Saturday, September 23, 2006
My two previous posts centered around "the Revolving Door Affair." For the details and background behind the story, you can catch up by reading The Moral Of The Story.
....It's ironic that sometimes humor can be found in the pain and suffering of others. Indeed, the misfortune of others has been the cornerstone of comedy, especially slap stick comedy, throughout the history of entertainment.
....It's inherently funny to laugh when someone slips on a banana peel, steps on the business end of a rake, or simply becomes the target of a well-aimed pie. Of course, if one is on the receiving end of these unfortunate fates, it isn't quite so laughable.
I suppose it was an involuntary reaction that had caused me to break out in a fit of laughter at the expense of that person trapped in that revolving door, but I couldn't help it.
....Was I laughing because 'her' skirt had been ripped off? Was I laughing because 'she' wasn't wearing any underwear? Maybe I was laughing because the 'she' turned out to a 'he?'
....I most certainly wasn't laughing at his "equipment," so much as I was at his predicament. Knowing how mortified I would have been had I been placed in his position, I found myself wondering just what chain of events in his life had brought him to that moment. (For the record, with or without underwear, I would have never been wearing a wrap-around skirt in the first place; a leather mini with a slit up the side - maybe.) Ahem ... Back to the post....
In the second post, The Rest Of The Story, a trio lovable senior citizens provided me with three different, if not funny far-fetched, reports of what had happened at the UPS office.
....As promised, I managed to procure a copy of the small community newspaper to see how the story was covered. I'm sure you are familiar with the very fitting adage: "If a dog bites a man it's not news, but if a man bites a dog - that's news!" This weekly newspaper subscribed to that philosophy wherein: "If a woman gets trapped in a revolving door it's not news, but if it's a man dressed as a woman, now that's news!"
....So, how did a man wearing a wrap-around skirt sans underwear come to be trapped in a revolving door at the main entrance to an office building? ....And why?
I've decided to have a little fun with this, positively my last post on this matter, and provide you with a little quiz. Seeing how I was given three different versions of the story from the seniors across the street, I'm going to give you some different facts that may or may not have appeared in the newspaper's accounting of the facts. One version will be the truth as reported by the paper, while the rest will be fabrications from the twisted but creative mind of this Blogger.
....Your mission, should you accept it, will to be to determine which scenario is the correct one. (Not to worry, this Blog will neither self-destruct, nor will your actions be disavowed.) I will identify the correct one on the comments section. (No peeking until you have made your selection.)

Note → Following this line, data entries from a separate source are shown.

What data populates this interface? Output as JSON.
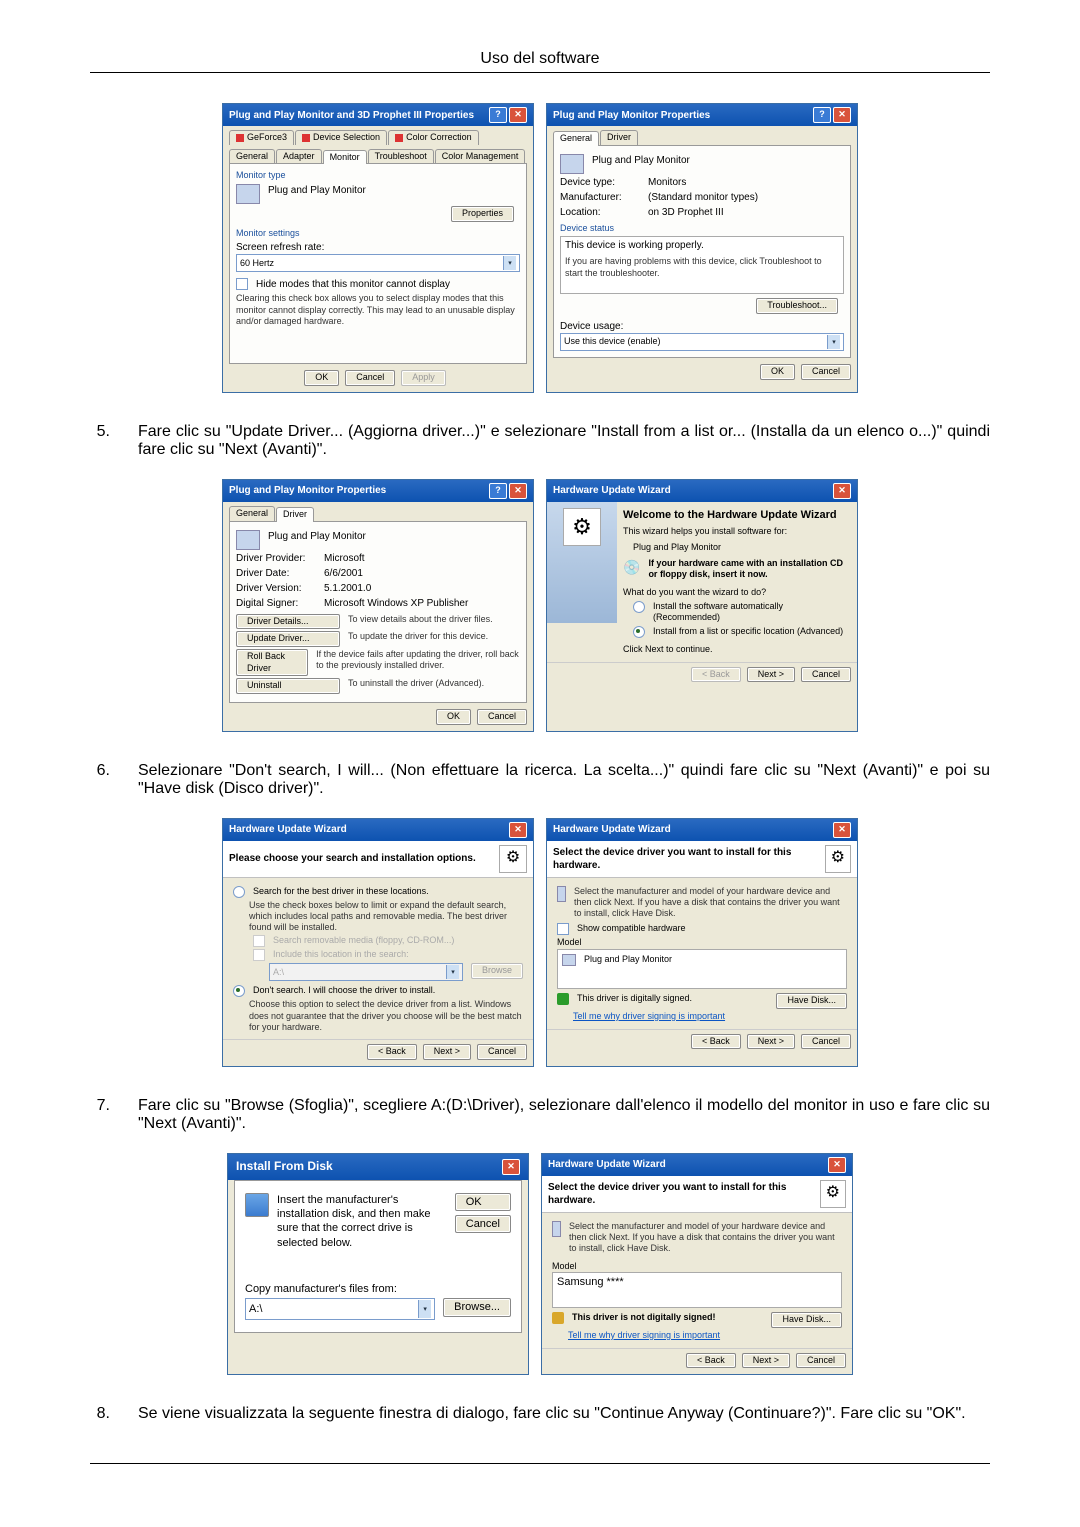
{
  "header": {
    "title": "Uso del software"
  },
  "dlg1_left": {
    "title": "Plug and Play Monitor and 3D Prophet III Properties",
    "tabs_top": {
      "t1": "GeForce3",
      "t2": "Device Selection",
      "t3": "Color Correction"
    },
    "tabs_bottom": {
      "t1": "General",
      "t2": "Adapter",
      "t3": "Monitor",
      "t4": "Troubleshoot",
      "t5": "Color Management"
    },
    "monitor_type_label": "Monitor type",
    "monitor_name": "Plug and Play Monitor",
    "properties_btn": "Properties",
    "monitor_settings_label": "Monitor settings",
    "refresh_label": "Screen refresh rate:",
    "refresh_value": "60 Hertz",
    "hide_modes": "Hide modes that this monitor cannot display",
    "hide_modes_note": "Clearing this check box allows you to select display modes that this monitor cannot display correctly. This may lead to an unusable display and/or damaged hardware.",
    "ok": "OK",
    "cancel": "Cancel",
    "apply": "Apply"
  },
  "dlg1_right": {
    "title": "Plug and Play Monitor Properties",
    "tabs": {
      "t1": "General",
      "t2": "Driver"
    },
    "heading": "Plug and Play Monitor",
    "dev_type_l": "Device type:",
    "dev_type_v": "Monitors",
    "manuf_l": "Manufacturer:",
    "manuf_v": "(Standard monitor types)",
    "loc_l": "Location:",
    "loc_v": "on 3D Prophet III",
    "status_label": "Device status",
    "status_text": "This device is working properly.",
    "status_help": "If you are having problems with this device, click Troubleshoot to start the troubleshooter.",
    "troubleshoot_btn": "Troubleshoot...",
    "usage_label": "Device usage:",
    "usage_value": "Use this device (enable)",
    "ok": "OK",
    "cancel": "Cancel"
  },
  "step5": "Fare clic su \"Update Driver... (Aggiorna driver...)\" e selezionare \"Install from a list or... (Installa da un elenco o...)\" quindi fare clic su \"Next (Avanti)\".",
  "dlg2_left": {
    "title": "Plug and Play Monitor Properties",
    "tabs": {
      "t1": "General",
      "t2": "Driver"
    },
    "heading": "Plug and Play Monitor",
    "prov_l": "Driver Provider:",
    "prov_v": "Microsoft",
    "date_l": "Driver Date:",
    "date_v": "6/6/2001",
    "ver_l": "Driver Version:",
    "ver_v": "5.1.2001.0",
    "sign_l": "Digital Signer:",
    "sign_v": "Microsoft Windows XP Publisher",
    "details_btn": "Driver Details...",
    "details_txt": "To view details about the driver files.",
    "update_btn": "Update Driver...",
    "update_txt": "To update the driver for this device.",
    "rollback_btn": "Roll Back Driver",
    "rollback_txt": "If the device fails after updating the driver, roll back to the previously installed driver.",
    "uninstall_btn": "Uninstall",
    "uninstall_txt": "To uninstall the driver (Advanced).",
    "ok": "OK",
    "cancel": "Cancel"
  },
  "dlg2_right": {
    "title": "Hardware Update Wizard",
    "welcome": "Welcome to the Hardware Update Wizard",
    "intro": "This wizard helps you install software for:",
    "device": "Plug and Play Monitor",
    "cd_hint": "If your hardware came with an installation CD or floppy disk, insert it now.",
    "what_do": "What do you want the wizard to do?",
    "opt_auto": "Install the software automatically (Recommended)",
    "opt_list": "Install from a list or specific location (Advanced)",
    "click_next": "Click Next to continue.",
    "back": "< Back",
    "next": "Next >",
    "cancel": "Cancel"
  },
  "step6": "Selezionare \"Don't search, I will... (Non effettuare la ricerca. La scelta...)\" quindi fare clic su \"Next (Avanti)\" e poi su \"Have disk (Disco driver)\".",
  "dlg3_left": {
    "title": "Hardware Update Wizard",
    "header": "Please choose your search and installation options.",
    "opt_search": "Search for the best driver in these locations.",
    "opt_search_note": "Use the check boxes below to limit or expand the default search, which includes local paths and removable media. The best driver found will be installed.",
    "chk_removable": "Search removable media (floppy, CD-ROM...)",
    "chk_include": "Include this location in the search:",
    "path_value": "A:\\",
    "browse": "Browse",
    "opt_dont": "Don't search. I will choose the driver to install.",
    "opt_dont_note": "Choose this option to select the device driver from a list. Windows does not guarantee that the driver you choose will be the best match for your hardware.",
    "back": "< Back",
    "next": "Next >",
    "cancel": "Cancel"
  },
  "dlg3_right": {
    "title": "Hardware Update Wizard",
    "header": "Select the device driver you want to install for this hardware.",
    "instr": "Select the manufacturer and model of your hardware device and then click Next. If you have a disk that contains the driver you want to install, click Have Disk.",
    "show_compat": "Show compatible hardware",
    "model_label": "Model",
    "model_value": "Plug and Play Monitor",
    "signed": "This driver is digitally signed.",
    "tell_me": "Tell me why driver signing is important",
    "have_disk": "Have Disk...",
    "back": "< Back",
    "next": "Next >",
    "cancel": "Cancel"
  },
  "step7": "Fare clic su \"Browse (Sfoglia)\", scegliere A:(D:\\Driver), selezionare dall'elenco il modello del monitor in uso e fare clic su \"Next (Avanti)\".",
  "dlg4_left": {
    "title": "Install From Disk",
    "instr": "Insert the manufacturer's installation disk, and then make sure that the correct drive is selected below.",
    "ok": "OK",
    "cancel": "Cancel",
    "copy_label": "Copy manufacturer's files from:",
    "path": "A:\\",
    "browse": "Browse..."
  },
  "dlg4_right": {
    "title": "Hardware Update Wizard",
    "header": "Select the device driver you want to install for this hardware.",
    "instr": "Select the manufacturer and model of your hardware device and then click Next. If you have a disk that contains the driver you want to install, click Have Disk.",
    "model_label": "Model",
    "model_value": "Samsung ****",
    "not_signed": "This driver is not digitally signed!",
    "tell_me": "Tell me why driver signing is important",
    "have_disk": "Have Disk...",
    "back": "< Back",
    "next": "Next >",
    "cancel": "Cancel"
  },
  "step8": "Se viene visualizzata la seguente finestra di dialogo, fare clic su \"Continue Anyway (Continuare?)\". Fare clic su \"OK\".",
  "steps": {
    "n5": "5.",
    "n6": "6.",
    "n7": "7.",
    "n8": "8."
  }
}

Scenario I: The man was a college student acting out a prank, which was an initiation challenge for acceptance into a Fraternity.

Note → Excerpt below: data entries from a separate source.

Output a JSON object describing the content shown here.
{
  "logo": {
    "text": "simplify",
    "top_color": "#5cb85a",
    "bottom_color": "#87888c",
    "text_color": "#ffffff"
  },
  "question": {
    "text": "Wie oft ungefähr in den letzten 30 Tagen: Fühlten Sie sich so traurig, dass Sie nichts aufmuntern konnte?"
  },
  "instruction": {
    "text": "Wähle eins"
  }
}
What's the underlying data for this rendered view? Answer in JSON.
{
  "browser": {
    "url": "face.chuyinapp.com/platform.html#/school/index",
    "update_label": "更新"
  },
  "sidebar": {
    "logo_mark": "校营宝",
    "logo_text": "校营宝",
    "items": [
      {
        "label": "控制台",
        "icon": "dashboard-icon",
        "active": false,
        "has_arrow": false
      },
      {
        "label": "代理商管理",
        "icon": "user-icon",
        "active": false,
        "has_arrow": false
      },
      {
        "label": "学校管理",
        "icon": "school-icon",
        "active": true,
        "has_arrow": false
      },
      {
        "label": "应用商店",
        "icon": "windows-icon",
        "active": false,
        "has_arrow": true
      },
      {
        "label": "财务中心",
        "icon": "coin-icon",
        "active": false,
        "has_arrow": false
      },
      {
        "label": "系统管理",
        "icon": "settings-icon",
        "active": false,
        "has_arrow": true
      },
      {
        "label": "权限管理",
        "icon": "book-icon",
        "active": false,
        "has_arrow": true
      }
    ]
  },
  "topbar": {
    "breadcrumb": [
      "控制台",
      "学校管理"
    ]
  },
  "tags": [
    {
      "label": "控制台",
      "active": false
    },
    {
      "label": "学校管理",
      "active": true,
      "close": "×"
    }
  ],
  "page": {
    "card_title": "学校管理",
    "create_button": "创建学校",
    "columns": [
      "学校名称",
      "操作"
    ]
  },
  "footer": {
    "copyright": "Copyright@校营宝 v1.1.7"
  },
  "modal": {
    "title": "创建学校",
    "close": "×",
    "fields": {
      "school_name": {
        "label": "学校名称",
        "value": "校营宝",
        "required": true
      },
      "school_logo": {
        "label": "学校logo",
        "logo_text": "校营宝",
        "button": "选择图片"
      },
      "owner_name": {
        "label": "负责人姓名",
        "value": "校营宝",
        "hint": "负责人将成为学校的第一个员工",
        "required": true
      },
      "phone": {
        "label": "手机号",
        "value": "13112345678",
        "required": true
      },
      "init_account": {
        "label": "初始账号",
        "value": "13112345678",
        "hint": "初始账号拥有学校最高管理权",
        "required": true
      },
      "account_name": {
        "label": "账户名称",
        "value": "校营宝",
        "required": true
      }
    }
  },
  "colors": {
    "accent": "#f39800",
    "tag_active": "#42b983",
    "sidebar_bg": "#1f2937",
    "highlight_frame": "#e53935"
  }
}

Scenario II: The man was visiting a doctor's office for consultation on having a sex-change operation.
Scenario III: The man actually worked in the building. For six months, disguised as a woman, he had been employed by a clinic that counselled young women on such issues as promiscuity, STDs, and unwanted pregnancies.
Scenario IV: The man was a professional cross-dresser who moonlights delivering "singing telegrams." He was there to wish someone a Happy Birthday. (I wonder if he was going to sing "Candle In The Wind?")
Scenario V: The man was a pervert who had come there to expose himself to a large public audience. He ended up putting on more of a show than he had anticipated. He was a registered sex offender.
There you have it. Which one of the five scenarios do think is the real one? I tried to make the four fake ones as plausible as possible. You didn't really expect an easy quiz, did you?